There's a new Mexican-style diner on the southwest side of Medford offering cuisine that is "muy delicioso" compared to other south-of-the-border fare.

There's a new Mexican-style diner on the southwest side of Medford offering cuisine that is "muy delicioso" compared to other south-of-the-border fare.

Tacos & Pollos opened about two months ago in a space once occupied by a donut shop near Stewart and Columbus avenues.

When a co-worker and I dashed into the eatery for a fast lunch, we not only discovered an airy, brightly colored room and a menu of authentic-sounding dishes, but a big, friendly welcome from the proprietor, Alex.

"Aqui está bien," my co-worker Terry said.

Taking a seat, we found a good number of choices on the menu, and it took us several minutes to make our selections.

Alex apologetically informed us that he was out of tamales when Terry ordered "la tamale de mole."

Recipes for mole vary from town to town and family to family. Made from chilies and Mexican chocolate, it's no wonder the tamales with mole sauce are a popular choice.

The menu also touts mesquite grilled meats for its many dishes, so Terry turned to "los tacos" and ordered one with "de birria," spicy marinated lamb with red sauce, and one with "de asada," grilled beef steak with green chili sauce and cilantro.

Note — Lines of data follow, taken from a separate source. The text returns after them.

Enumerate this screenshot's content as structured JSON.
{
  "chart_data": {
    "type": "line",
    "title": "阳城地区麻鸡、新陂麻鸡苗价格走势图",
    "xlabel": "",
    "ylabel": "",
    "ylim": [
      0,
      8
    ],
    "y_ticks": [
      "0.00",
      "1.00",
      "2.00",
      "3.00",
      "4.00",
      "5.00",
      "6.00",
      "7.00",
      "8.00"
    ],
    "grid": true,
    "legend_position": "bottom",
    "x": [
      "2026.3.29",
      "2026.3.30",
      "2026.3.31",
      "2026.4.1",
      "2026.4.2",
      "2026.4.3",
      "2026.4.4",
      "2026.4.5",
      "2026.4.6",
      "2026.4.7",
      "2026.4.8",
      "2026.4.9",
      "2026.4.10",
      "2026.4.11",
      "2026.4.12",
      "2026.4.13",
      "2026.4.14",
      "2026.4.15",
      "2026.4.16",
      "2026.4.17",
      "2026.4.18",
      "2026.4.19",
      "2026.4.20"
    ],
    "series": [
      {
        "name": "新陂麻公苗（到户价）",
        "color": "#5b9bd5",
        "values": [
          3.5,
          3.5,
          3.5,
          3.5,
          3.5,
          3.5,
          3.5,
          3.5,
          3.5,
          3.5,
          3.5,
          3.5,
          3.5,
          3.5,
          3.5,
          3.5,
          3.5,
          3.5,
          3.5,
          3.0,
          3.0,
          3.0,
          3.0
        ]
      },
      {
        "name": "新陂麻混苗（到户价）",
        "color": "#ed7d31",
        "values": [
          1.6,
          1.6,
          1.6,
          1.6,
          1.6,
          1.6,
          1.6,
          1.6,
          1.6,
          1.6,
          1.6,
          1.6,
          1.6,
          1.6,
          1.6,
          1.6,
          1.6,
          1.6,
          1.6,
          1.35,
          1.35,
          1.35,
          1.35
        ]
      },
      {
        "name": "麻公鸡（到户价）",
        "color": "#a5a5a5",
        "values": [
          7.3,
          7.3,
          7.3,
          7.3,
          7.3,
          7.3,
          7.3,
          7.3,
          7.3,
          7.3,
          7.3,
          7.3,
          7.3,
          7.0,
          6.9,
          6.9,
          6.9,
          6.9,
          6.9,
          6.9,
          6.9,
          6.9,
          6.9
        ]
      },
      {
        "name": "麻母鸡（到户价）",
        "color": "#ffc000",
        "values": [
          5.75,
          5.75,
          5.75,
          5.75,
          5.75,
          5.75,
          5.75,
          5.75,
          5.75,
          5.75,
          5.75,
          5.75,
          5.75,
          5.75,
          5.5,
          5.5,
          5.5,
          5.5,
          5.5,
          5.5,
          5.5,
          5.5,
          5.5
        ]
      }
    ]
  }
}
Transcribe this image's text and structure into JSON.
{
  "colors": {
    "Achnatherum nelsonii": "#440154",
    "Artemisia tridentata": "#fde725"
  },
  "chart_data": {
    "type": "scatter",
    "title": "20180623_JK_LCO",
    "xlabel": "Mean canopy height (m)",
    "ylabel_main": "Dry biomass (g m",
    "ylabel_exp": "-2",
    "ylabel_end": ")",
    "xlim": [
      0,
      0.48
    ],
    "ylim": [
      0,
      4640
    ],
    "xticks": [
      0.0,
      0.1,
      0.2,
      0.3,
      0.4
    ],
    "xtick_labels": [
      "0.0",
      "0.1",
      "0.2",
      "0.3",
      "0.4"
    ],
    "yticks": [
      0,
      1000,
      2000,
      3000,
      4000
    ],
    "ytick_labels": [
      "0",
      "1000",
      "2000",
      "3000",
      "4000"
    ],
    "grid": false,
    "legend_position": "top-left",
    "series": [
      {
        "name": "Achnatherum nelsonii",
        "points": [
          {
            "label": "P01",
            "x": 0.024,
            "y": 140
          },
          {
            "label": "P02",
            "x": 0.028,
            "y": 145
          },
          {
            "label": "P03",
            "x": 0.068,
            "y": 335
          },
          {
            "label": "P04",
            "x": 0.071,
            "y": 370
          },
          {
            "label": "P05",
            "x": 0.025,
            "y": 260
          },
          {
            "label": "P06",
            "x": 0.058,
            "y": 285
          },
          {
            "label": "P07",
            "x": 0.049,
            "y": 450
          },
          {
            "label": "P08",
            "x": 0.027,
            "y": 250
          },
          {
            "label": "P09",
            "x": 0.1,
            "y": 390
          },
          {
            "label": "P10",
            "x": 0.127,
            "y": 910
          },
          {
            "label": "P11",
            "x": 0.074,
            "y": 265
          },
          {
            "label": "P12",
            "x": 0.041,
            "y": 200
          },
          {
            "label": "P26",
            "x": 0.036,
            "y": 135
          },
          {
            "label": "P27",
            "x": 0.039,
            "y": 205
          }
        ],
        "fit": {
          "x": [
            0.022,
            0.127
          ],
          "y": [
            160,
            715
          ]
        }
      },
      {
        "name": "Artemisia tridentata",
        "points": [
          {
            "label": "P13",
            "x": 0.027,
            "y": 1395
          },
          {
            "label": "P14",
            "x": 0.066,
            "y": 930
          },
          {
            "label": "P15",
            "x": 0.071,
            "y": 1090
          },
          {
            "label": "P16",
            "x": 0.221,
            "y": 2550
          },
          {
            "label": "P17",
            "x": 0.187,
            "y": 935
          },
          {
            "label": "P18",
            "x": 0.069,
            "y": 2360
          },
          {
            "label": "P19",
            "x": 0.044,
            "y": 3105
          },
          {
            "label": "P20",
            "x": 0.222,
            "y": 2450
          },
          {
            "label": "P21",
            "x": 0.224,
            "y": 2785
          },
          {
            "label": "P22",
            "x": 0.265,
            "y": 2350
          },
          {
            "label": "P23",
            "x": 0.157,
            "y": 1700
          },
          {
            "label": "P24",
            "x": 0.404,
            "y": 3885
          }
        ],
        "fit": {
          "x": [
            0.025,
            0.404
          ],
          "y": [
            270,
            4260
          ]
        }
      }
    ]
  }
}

I took my turn and ordered a taco "de pescado," herb-marinated fish, and a veggie burrito made with rice, refried beans, sour cream and salsa.

When our dishes were served, I was pleased to find the taco made with fresh tilapia. There also was chopped lettuce and just the right smattering of spicy green chili sauce.

Our tacos and the burrito were on the light side, not smothered in cheese or sour cream and big on freshness and flavor.

The soft corn and flour tortillas are made right at the diner, Alex informed us. And the dishes carry enough flavorful heat from chilies and spices to give them a kick, but one that's not too fiery.

Along with lamb, beef and fish, you can choose from chicken, pork, chorizo, tofu and beef tongue for many of the menu's dishes. Pita pocket bread with lamb, pork steak, chicken or fish also is available. Prices range from $1.75 each for tacos to $5.75 for the tortas.

There are dinners of "pollo a la diabla," mesquite grilled chicken with rice, charros (pinto) beans, rice and fresh tortillas that range from $8.75 for four pieces of chicken to $19.75 for 12 pieces. On weekends only, "menudo de res," beef tripe soup, and "consome de borrego," lamb broth with garbanzo beans and white rice, are on the menu.

The restaurant is open late, and cervezas, domestic beers, soft drinks and take-out are available.

Alex, we also learned, is originally from Mexico City. He and his family lived in Arizona for many years before moving to the Rogue Valley.

His new restaurant with its good, fresh Mexican fare is a welcome asset to the neighborhood. I live on a nearby street in the area and vowed to return to Tacos & Pollo soon.

As a matter of fact, my boyfriend, Rob, and I returned to the restaurant the same evening.

We devoured a plate full of the fish tacos and an order of chicken flautas, which turned out to be three plumply stuffed rolls of corn tortillas topped with a soft, creamy "queso blanco," mild white cheese.

I'm looking forward to the next visit, and I'll be sure to call ahead for some of those tamales "de mole."